Voter ID laws also work against Black and Latino voters. According to the Milwaukee Journal Sentinel, eligible Black and Latino voters were about three times less likely than whites to possess an accepted form of state ID required to register. As a result, 63,085 Milwaukee County eligible voters did not possess an accepted I.D. leading up to the 2016 election. And that was just one county!
In the name of fighting fraud, states also are purging people from voting lists, making them ineligible to vote even after they have registered, or invalidating ballots for minor technicalities after people have voted. In some states, hundreds of thousands of people have been purged unfairly from the rolls. Nationwide, it’s adding up to millions.
Just last week, a federal district judge ruled that the suit accusing Georgia Gov. Kemp of using racially biased methodology to purge up to 700,000 legitimate voters between 2016 and 2018 has merit. Kemp won his governor’s race by fewer than 55,000 votes.
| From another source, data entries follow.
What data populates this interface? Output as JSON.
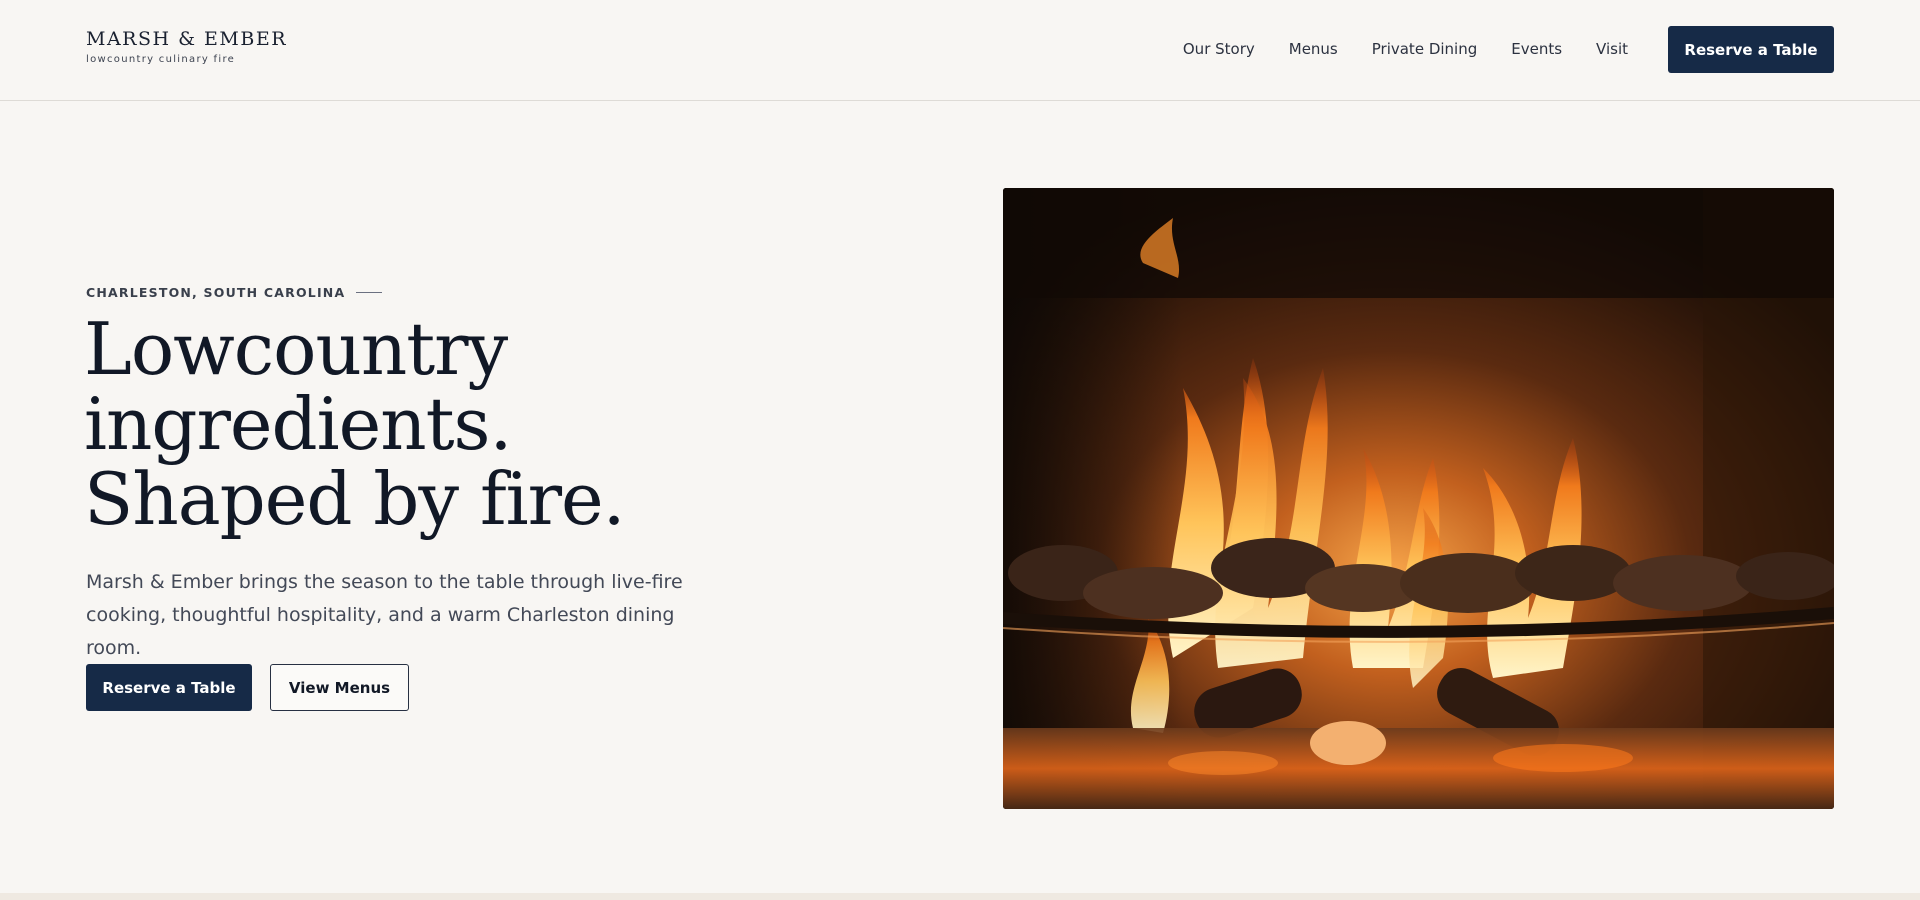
{
  "brand": {
    "name": "MARSH & EMBER",
    "tagline": "lowcountry culinary fire"
  },
  "nav": {
    "items": [
      {
        "label": "Our Story"
      },
      {
        "label": "Menus"
      },
      {
        "label": "Private Dining"
      },
      {
        "label": "Events"
      },
      {
        "label": "Visit"
      }
    ],
    "cta_label": "Reserve a Table"
  },
  "hero": {
    "eyebrow": "CHARLESTON, SOUTH CAROLINA",
    "headline_lines": [
      "Lowcountry",
      "ingredients.",
      "Shaped by fire."
    ],
    "lede": "Marsh & Ember brings the season to the table through live-fire cooking, thoughtful hospitality, and a warm Charleston dining room.",
    "primary_cta": "Reserve a Table",
    "secondary_cta": "View Menus"
  },
  "colors": {
    "page_background": "#f8f6f3",
    "accent_navy": "#162a47",
    "ink": "#111826",
    "fire_orange": "#e8721c"
  }
}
Some states also continue to prohibit ex-prisoners from voting. They’ve served their time and are off parole, but may still not be permitted to vote. These rules vary greatly from state to state. California is among five states that allow ex-felons and probationers to vote, but not inmates or parolees.
So, what is there to do? We realize that voter fraud is being used as a scare tactic, playing on racial bias and our fears.
Spread the word. Support organizations that are helping register voters and fight discrimination. Volunteer to help register people to vote. Our votes matter — and protecting the right to vote is fundamental to our democracy.